Chez Ovide, le roi Lycaon possédait déjà une certaine férocité qui se trouve amplifiée par son nouvel état de loup. Le professeur Lupin quant à lui partage son expérience de sa transformation en loup en faisant preuve d’émotions. Mais cette rencontre du monstre comme expérience de soi offre bien d’autres exemples dans les Métamorphoses d’Ovide. Il en est ainsi de l’histoire d’Arachné.

Arachné est une jeune Lydienne très douée dans l’art du tissage et de la broderie. Elle est si talentueuse qu’elle ose prétendre être meilleure que la déesse Athéna, déesse de la guerre. Offensée par cette prétention, Athéna se déguise en vieille femme pour la mettre en garde contre son orgueil et lui conseiller d’honorer les dieux. Mais Arachné persiste dans son arrogance et provoque la déesse en duel. Athéna révèle alors sa véritable identité et accepte le défi. Chacune réalise une tapisserie : celle d’Athéna montre les dieux punissant les mortels impies, tandis qu’Arachné représente les fautes et les tromperies des dieux eux-mêmes, notamment les métamorphoses qu’ils utilisent pour séduire ou tromper. Le travail d’Arachné est sans défauts, mais il offense les dieux.
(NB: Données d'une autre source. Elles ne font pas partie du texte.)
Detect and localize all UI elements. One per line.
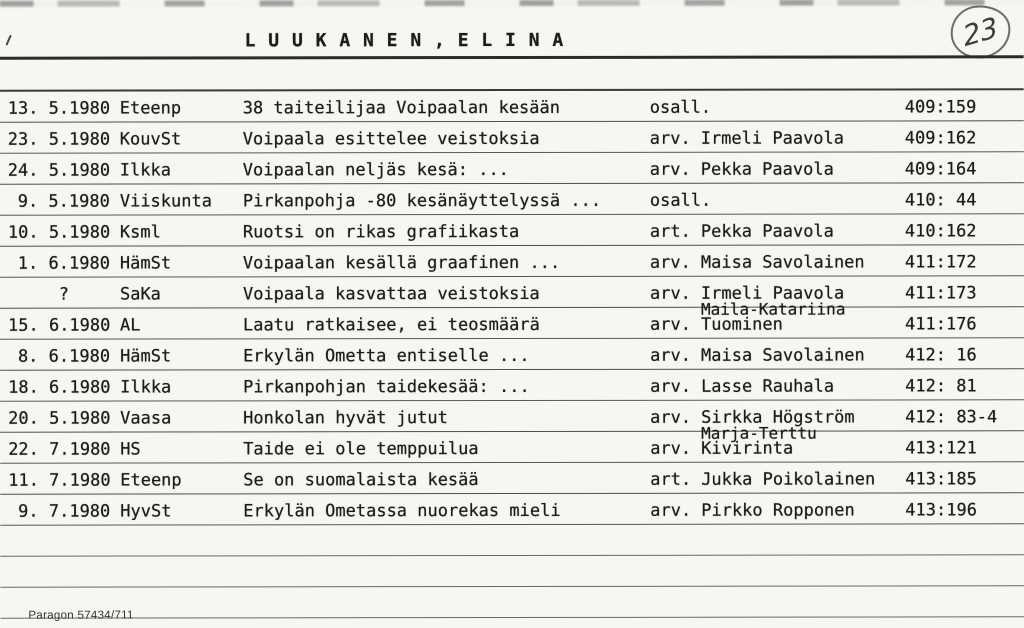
credit-name [700,299,846,335]
entry-title: Voipaalan kesällä graafinen ... [242,252,561,274]
entry-reference: 411:173 [904,283,977,304]
credit-name [701,423,817,459]
entry-credit [649,97,721,118]
entry-source: KouvSt [119,129,182,150]
credit-name-top-line: Marja-Terttu [701,423,817,443]
credit-name-main-line: Kivirinta [701,438,794,459]
entry-reference: 410: 44 [904,190,977,211]
entry-credit [650,299,846,335]
entry-source: Ksml [119,222,161,243]
entry-title: 38 taiteilijaa Voipaalan kesään [242,97,561,119]
entry-reference: 411:176 [905,314,977,335]
credit-prefix: arv. [649,252,691,273]
entry-credit [650,471,875,488]
entry-reference: 412: 81 [905,376,977,397]
table-row [0,121,1024,153]
card-print-code: Paragon 57434/711 [28,609,134,622]
credit-prefix: osall. [649,97,712,118]
table-row [0,369,1024,401]
table-row [0,183,1024,215]
scan-edge-artifact [0,0,1024,7]
entry-title: Laatu ratkaisee, ei teosmäärä [243,314,540,336]
entry-title: Pirkanpohja -80 kesänäyttelyssä ... [242,190,602,212]
entry-date: 23. 5.1980 [7,129,111,150]
credit-name-main-line: Tuominen [700,314,783,335]
entry-source: Vaasa [120,408,172,429]
credit-prefix: arv. [649,159,691,180]
table-row [0,245,1024,277]
credit-name [701,471,875,488]
table-row [0,423,1024,463]
empty-ruled-line [0,524,1024,556]
table-row [0,152,1024,184]
entry-title: Voipaalan neljäs kesä: ... [242,160,509,181]
credit-prefix: arv. [649,283,691,304]
entry-date: 8. 6.1980 [17,346,111,367]
credit-prefix: art. [649,221,691,242]
empty-ruled-line [0,586,1024,618]
credit-name [701,376,835,397]
credit-name-main-line: Pekka Paavola [700,221,834,242]
table-row [0,90,1024,122]
entry-title: Honkolan hyvät jutut [243,408,448,429]
credit-prefix: arv. [650,438,692,459]
entry-reference: 413:196 [905,500,977,521]
entry-title: Erkylän Ometta entiselle ... [243,345,530,367]
entry-source: Eteenp [119,98,182,119]
handwritten-page-number-circle [948,2,1013,61]
credit-name-main-line: Jukka Poikolainen [701,469,876,490]
entry-reference: 410:162 [904,221,977,242]
table-row [0,400,1024,432]
credit-name-main-line: Pekka Paavola [700,159,834,180]
credit-prefix: arv. [650,376,692,397]
credit-name-main-line: Maisa Savolainen [700,252,865,273]
credit-name-main-line: Lasse Rauhala [701,376,835,397]
credit-prefix: arv. [649,128,691,149]
credit-prefix: art. [650,469,692,490]
table-row [0,462,1024,494]
entry-date: ? [58,284,110,305]
credit-name [700,128,845,149]
entries-table [0,59,1024,618]
table-row [0,493,1024,525]
entry-credit [650,500,855,521]
entry-source: Viiskunta [119,191,212,212]
entry-date: 13. 5.1980 [7,98,111,119]
credit-name-main-line: Irmeli Paavola [700,128,845,149]
entry-source: HS [120,439,141,460]
entry-reference: 409:162 [904,128,977,149]
entry-credit [650,423,817,459]
entry-source: Eteenp [120,470,182,491]
entry-date: 20. 5.1980 [8,408,111,429]
entry-credit [649,159,834,180]
stray-pen-mark [5,35,11,46]
credit-name [701,500,855,521]
entry-title: Taide ei ole temppuilua [243,439,479,460]
entry-date: 11. 7.1980 [8,470,111,491]
entry-title: Erkylän Ometassa nuorekas mieli [243,500,561,522]
entry-credit [649,190,721,211]
entry-date: 15. 6.1980 [8,315,111,336]
entry-credit [649,128,845,149]
entry-reference: 412: 16 [905,345,977,366]
entry-title: Voipaala kasvattaa veistoksia [242,283,540,305]
entry-date: 9. 7.1980 [18,501,111,522]
entry-title: Voipaala esittelee veistoksia [242,128,540,150]
entry-reference: 409:164 [904,159,977,180]
entry-reference: 413:185 [905,469,977,490]
table-row [0,338,1024,370]
entry-title: Pirkanpohjan taidekesää: ... [243,376,530,398]
entry-date: 18. 6.1980 [8,377,111,398]
credit-name [700,252,865,273]
entry-credit [650,345,865,366]
credit-name-main-line: Sirkka Högström [701,407,855,428]
entry-date: 22. 7.1980 [8,439,111,460]
entry-source: HyvSt [120,501,172,522]
credit-prefix: arv. [650,500,692,521]
entry-date: 1. 6.1980 [17,253,110,274]
entry-credit [649,252,865,273]
credit-prefix: arv. [650,345,692,366]
blank-ruled-row [0,59,1024,91]
credit-prefix: arv. [650,314,691,335]
entry-source: SaKa [119,284,161,305]
entry-reference: 411:172 [904,252,977,273]
empty-ruled-line [0,555,1024,587]
entry-date: 9. 5.1980 [17,191,110,212]
table-row [0,214,1024,246]
entry-title: Se on suomalaista kesää [243,470,479,491]
entry-reference: 412: 83-4 [905,407,998,428]
credit-prefix: osall. [649,190,712,211]
entry-source: HämSt [119,253,172,274]
credit-name [700,345,865,366]
credit-name-main-line: Irmeli Paavola [700,283,845,304]
credit-name [700,159,834,180]
entry-credit [649,221,834,242]
credit-name-main-line: Maisa Savolainen [700,345,865,366]
credit-prefix: arv. [650,407,692,428]
entry-reference: 409:159 [904,97,977,118]
entry-date: 24. 5.1980 [7,160,111,181]
table-row [0,276,1024,308]
entry-source: Ilkka [120,377,172,398]
entry-credit [650,376,835,397]
entry-source: AL [120,315,141,336]
entry-title: Ruotsi on rikas grafiikasta [242,221,520,243]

Furieuse, Athéna détruit l’ouvrage et frappe la jeune fille. Accablée, Arachné tente de se pendre. Touchée par son talent et sa détresse, Athéna la sauve, mais la transforme en araignée, la condamnant à tisser sa toile pour l’éternité.
Arachné est changée en monstre (une araignée) non pas pour une faute morale grave, mais pour son orgueil et son irrespect envers les dieux. La métamorphose incarne une punition divine, mais elle conserve aussi l’essence du personnage (le tissage). C’est à la fois une humiliation et une forme de matérialisation de son identité : l’animal n’est pas choisi au hasard.

Conclusion :

Le monstre dans la mythologie peut prendre diverses formes comme le dragon de Cadmus, ou le loup-garou Lycaon, ou encore Python le serpent géant. Il trouve ses origines dans la mythologie latine et grecque pour se développer et évoluer jusqu’à nos jours. Si les récits antiques utilisent le monstre pour mettre en valeur le courage de l’Homme face à la bête, ils nous enseignent aussi que le monstre fait partie de la nature humaine. La rencontre du monstre apparaît ainsi non seulement comme une expérience de l’Autre mais aussi comme une expérience de soi-même, à la découverte de sa propre monstruosité.